Natalie, benumbed by surprise, sank down upon the divan. A feeling of boundless anxiety, of immeasurable ecstasy suddenly overcame her. She could have fled, but she felt as if spell-bound; she could have concealed herself from him, and yet was joyfully ready to purchase with her life the happiness of seeing him. It was a strange mixture of delight and terror, of happiness and despair. She spread her arms toward heaven, she sought to pray, but she had no words, no thoughts, not even tears!
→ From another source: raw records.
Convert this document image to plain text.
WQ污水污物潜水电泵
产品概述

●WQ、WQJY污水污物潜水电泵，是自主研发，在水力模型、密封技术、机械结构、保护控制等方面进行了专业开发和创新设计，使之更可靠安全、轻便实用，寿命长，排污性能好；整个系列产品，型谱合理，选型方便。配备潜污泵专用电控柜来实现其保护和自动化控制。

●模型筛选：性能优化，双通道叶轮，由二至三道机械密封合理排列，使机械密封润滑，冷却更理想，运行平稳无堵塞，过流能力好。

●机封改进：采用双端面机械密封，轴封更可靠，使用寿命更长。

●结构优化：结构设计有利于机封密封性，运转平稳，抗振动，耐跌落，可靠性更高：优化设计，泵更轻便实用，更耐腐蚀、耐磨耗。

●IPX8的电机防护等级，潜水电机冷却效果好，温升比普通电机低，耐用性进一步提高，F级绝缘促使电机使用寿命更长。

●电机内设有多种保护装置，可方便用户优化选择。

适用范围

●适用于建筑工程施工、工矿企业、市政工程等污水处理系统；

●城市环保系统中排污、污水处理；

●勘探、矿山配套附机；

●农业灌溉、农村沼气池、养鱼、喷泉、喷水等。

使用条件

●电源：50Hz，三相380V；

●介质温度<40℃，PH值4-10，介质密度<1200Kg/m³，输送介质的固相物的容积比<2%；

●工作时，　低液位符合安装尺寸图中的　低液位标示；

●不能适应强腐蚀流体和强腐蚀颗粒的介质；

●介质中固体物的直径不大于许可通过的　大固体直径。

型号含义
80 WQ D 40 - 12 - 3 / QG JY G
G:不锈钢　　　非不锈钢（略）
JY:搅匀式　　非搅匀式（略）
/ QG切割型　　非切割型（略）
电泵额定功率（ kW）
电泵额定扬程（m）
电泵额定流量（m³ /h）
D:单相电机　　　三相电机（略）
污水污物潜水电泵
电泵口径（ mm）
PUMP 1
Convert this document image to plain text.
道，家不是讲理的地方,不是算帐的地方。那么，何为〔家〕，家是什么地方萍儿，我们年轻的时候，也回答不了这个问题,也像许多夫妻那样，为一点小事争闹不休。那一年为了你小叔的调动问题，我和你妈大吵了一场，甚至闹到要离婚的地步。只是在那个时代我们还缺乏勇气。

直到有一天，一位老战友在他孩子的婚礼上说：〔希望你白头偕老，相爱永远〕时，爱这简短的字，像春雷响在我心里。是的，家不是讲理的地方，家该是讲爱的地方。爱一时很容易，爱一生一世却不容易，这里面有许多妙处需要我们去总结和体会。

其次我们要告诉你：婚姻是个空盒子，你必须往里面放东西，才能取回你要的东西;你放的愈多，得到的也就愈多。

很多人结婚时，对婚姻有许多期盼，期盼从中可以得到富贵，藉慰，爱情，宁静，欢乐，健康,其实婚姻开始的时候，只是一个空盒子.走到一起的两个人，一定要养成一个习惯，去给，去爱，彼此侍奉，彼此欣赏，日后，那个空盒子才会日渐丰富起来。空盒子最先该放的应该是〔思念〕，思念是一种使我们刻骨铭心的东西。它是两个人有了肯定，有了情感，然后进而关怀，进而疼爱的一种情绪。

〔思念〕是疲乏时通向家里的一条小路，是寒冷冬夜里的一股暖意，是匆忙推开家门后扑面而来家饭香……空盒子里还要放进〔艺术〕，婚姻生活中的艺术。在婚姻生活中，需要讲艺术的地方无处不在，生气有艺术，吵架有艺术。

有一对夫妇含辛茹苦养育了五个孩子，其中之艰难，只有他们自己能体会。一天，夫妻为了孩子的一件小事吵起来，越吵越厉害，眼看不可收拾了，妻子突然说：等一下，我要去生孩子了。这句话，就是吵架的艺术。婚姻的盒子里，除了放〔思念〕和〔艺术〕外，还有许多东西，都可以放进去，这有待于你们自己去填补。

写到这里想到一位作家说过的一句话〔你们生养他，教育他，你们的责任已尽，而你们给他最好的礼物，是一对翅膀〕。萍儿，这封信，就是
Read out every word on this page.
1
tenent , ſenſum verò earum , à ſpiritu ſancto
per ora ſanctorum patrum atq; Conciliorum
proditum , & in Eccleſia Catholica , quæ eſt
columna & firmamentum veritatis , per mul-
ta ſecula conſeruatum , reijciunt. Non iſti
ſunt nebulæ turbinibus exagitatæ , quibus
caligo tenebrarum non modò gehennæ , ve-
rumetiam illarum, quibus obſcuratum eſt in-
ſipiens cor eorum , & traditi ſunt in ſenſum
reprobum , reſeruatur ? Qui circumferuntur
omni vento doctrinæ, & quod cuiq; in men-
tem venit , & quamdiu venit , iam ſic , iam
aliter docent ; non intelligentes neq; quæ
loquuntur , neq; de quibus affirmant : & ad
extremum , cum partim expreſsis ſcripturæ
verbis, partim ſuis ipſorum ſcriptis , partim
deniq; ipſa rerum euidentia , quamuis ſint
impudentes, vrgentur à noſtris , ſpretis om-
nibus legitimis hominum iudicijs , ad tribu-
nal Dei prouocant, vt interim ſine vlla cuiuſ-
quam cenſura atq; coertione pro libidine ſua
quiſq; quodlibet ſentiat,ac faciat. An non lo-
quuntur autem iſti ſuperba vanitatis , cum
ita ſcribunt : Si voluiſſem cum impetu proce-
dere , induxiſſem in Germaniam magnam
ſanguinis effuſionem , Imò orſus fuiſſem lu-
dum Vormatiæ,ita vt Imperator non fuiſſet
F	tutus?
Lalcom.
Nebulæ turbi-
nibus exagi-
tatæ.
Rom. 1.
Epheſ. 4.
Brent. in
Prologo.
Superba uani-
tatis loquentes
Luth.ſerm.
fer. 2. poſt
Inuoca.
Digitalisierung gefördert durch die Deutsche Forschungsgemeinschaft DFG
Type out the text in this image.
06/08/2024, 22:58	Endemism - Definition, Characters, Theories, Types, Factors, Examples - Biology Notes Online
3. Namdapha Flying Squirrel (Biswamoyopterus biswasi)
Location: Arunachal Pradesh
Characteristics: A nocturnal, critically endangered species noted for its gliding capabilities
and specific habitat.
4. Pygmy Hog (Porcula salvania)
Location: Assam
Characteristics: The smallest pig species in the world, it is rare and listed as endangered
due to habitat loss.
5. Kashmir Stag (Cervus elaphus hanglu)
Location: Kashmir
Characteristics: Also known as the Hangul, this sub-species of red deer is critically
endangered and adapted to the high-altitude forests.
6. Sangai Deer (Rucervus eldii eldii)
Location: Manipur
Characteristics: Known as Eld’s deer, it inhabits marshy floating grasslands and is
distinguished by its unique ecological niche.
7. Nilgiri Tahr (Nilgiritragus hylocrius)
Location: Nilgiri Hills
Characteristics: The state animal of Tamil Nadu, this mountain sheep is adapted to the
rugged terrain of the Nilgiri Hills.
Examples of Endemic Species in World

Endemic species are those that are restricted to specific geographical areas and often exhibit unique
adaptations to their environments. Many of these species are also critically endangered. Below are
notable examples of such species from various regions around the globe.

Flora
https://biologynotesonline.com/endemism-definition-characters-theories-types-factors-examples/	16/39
A slight rustle made her rise. Almost with terror flew her glance through the suite of rooms. There below she saw the approach of something strange, singular, magical. It was a never-before-seen form, but surrounded by a wonderfully bright halo, enveloped in rich, glittering garments, such as she had never before seen. It was a strange, unknown face, but of a sublime, heroic beauty, proud and noble, bold and mild.
“That is he!” she breathlessly and sadly murmured–“yes, that is he! That is a man and a hero! Ah, I shall die under his glance!”
He still continued to approach, and with every forward step he made she felt her heart contract with anxiety, admiration, and a feverish sadness.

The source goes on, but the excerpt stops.